Yesterday I finished a project that took me quite some time. Furniture is always such a big undertaking! I recently moved into a new place with white kitchen cabinets, and my hand-me-down table and chairs just didn’t match. The base of the table and chairs (as you can see below) are a very dark walnut color with a contrasting light laminate top to the table. I wasn’t ready to shell out $300 to make a new farmhouse table. SO, the avid Pinner I am, I went through Pintrest to find some ideas. I wanted to paint the dark wood an off-white/cream color to go with the cabinets and also open up the space. But I really didn’t want to have to do any sanding. I refinished a dresser and a chest for my bedroom a year ago and it took AGES to finish all the sanding, not something I have the time for right now. (Before pic below. I reupholstered the seats a while ago as well!)


I found a link on Pintrest for painting wood furniture without sanding by using an oil-based primer, Zinsser Cover Stain Primer. Sorry for the state of the can, it’s quite messy to work with, but I figured it’s better to have an idea of what the can looked like. This stuff dries incredibly fast so don’t paint in the sun. It will dry out on the roller and get chunky and then the chunks will come off onto your project. Found that one out the hard way. I will warn you, there is a kind of sandpaper-y finish to it even after you paint over the topcoat. I’ve seen other no-sanding-needed primers like a Rustoleum spray that you might want to look into if you’re worried about the finish. Everything does look great despite the kind of rough finish too it, just adds to the charm and the country-chic feel for me! I just sanded down some of the rougher patches and chunky pieces before doing the second coat of paint. I should have done it before I started on the topcoat, but oh well.
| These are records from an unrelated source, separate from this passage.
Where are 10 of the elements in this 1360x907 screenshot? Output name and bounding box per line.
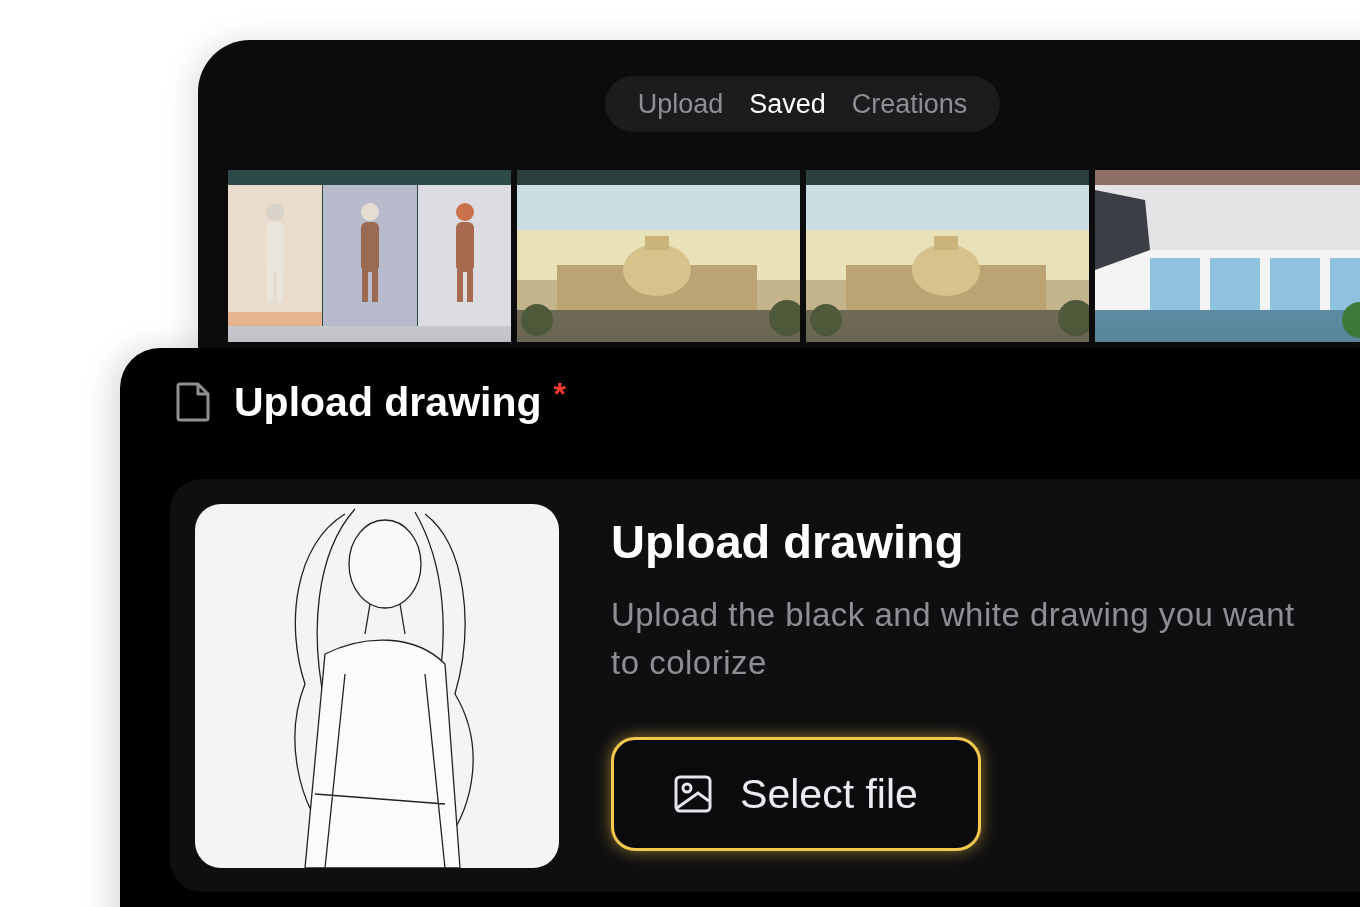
card-heading: Upload drawing xyxy=(611,514,965,569)
tab[interactable]: Upload xyxy=(637,88,724,120)
tab[interactable]: Creations xyxy=(851,88,968,120)
file-icon xyxy=(176,382,210,422)
section-title: Upload drawing xyxy=(234,378,542,426)
tab[interactable]: Saved xyxy=(749,88,826,120)
card-description: Upload the black and white drawing you want to colorize xyxy=(611,595,1296,683)
select-file-button[interactable]: Select file xyxy=(611,737,981,851)
required-mark: * xyxy=(553,376,566,413)
image-icon xyxy=(674,775,713,813)
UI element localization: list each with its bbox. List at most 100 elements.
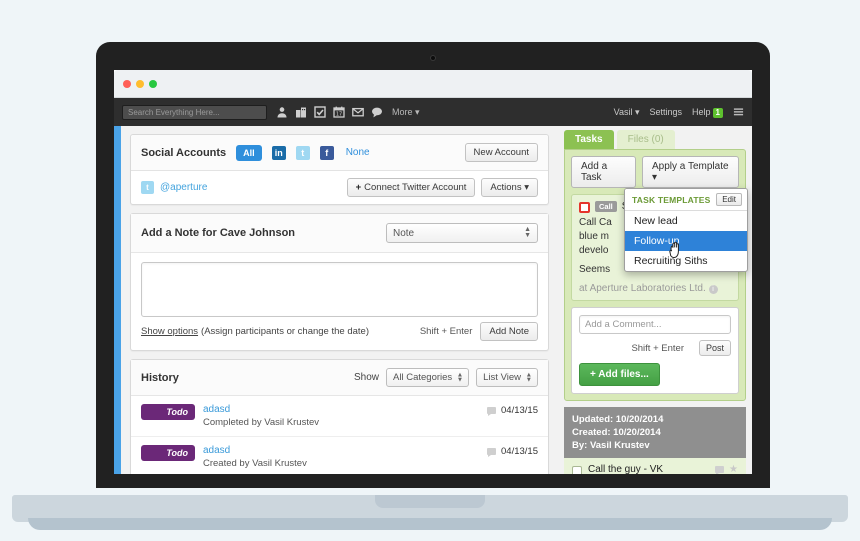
star-icon[interactable]: ★ xyxy=(729,464,738,474)
note-textarea[interactable] xyxy=(141,262,538,317)
person-icon[interactable] xyxy=(276,106,288,118)
task-row-title: Call the guy - VK xyxy=(588,464,664,474)
main-content-column: Social Accounts All in t f None New Acco… xyxy=(121,126,558,474)
nav-icon-group: 17 xyxy=(276,106,383,118)
status-badge: Todo xyxy=(141,404,195,420)
history-card: History Show All Categories ▲ ▼ List View… xyxy=(130,359,549,474)
laptop-trackpad-notch xyxy=(375,495,485,508)
table-row[interactable]: Todo adasd Completed by Vasil Krustev 04… xyxy=(131,396,548,437)
comment-bubble-icon xyxy=(487,407,497,416)
laptop-foot xyxy=(28,518,832,530)
left-blue-rail xyxy=(114,126,121,474)
help-link[interactable]: Help 1 xyxy=(692,107,723,118)
more-menu[interactable]: More ▾ xyxy=(392,107,420,118)
connect-twitter-account-button[interactable]: + Connect Twitter Account xyxy=(346,178,476,197)
search-input[interactable]: Search Everything Here... xyxy=(122,104,267,120)
history-category-select[interactable]: All Categories ▲ ▼ xyxy=(386,368,470,387)
tab-files[interactable]: Files (0) xyxy=(616,130,675,149)
close-window-icon[interactable] xyxy=(123,79,131,88)
add-note-shortcut-hint: Shift + Enter xyxy=(419,326,473,337)
comment-bubble-icon xyxy=(487,448,497,457)
task-detail-card: Call S Call Ca blue m develo Seems at Ap… xyxy=(571,188,748,301)
history-header: History Show All Categories ▲ ▼ List View… xyxy=(131,360,548,396)
task-templates-dropdown: TASK TEMPLATES Edit New lead Follow-up R… xyxy=(624,188,748,272)
maximize-window-icon[interactable] xyxy=(149,79,157,88)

I did a trial run on a picture frame and found that using a paintbrush leaves lots of line marks, so just use a paintbrush to carefully do the edging. The lines you make with the primer will show through the topcoat. Use a roller to do the rest.


I did one coat of the primer for both the table and the chairs. I taped the bottom of the table with painters tape to make sure I didn’t get primer/paint all over. You might as well just throw out the  paint tray and paintbrush once you’re done because the oil-based primer doesn’t come out at all.


It took a while to get all these done. It’s a time consuming process…

But it’s totally worth it!!! Look at how good this looks now! For the topcoat I used an Eggshell interior latex paint, and if I were going to do this over I would use something shinier. I did two coats of the topcoat on everything with some touch-ups after the second coat dried.


Super happy with the turnout! And look who snuck into the shot 🙂

This took roughly 4 days all together, and I’m talking 4 all-day sessions out in the Carolina summer sun. But it was pretty cheap. I bought a gallon of primer and gallon of paint, and now I have a TON of both left over (1/2 gallon primer and a little over 1/2 gallon paint). I did have to stock up on rollers though, simply because I had to break up the work over several days and the drying out. I probably went through at least 8 rollers and several disposable paint trays by the time I was done. I would guestimate the final cost around $80-$90, and if I had known how much paint would be left over I would have bought less!!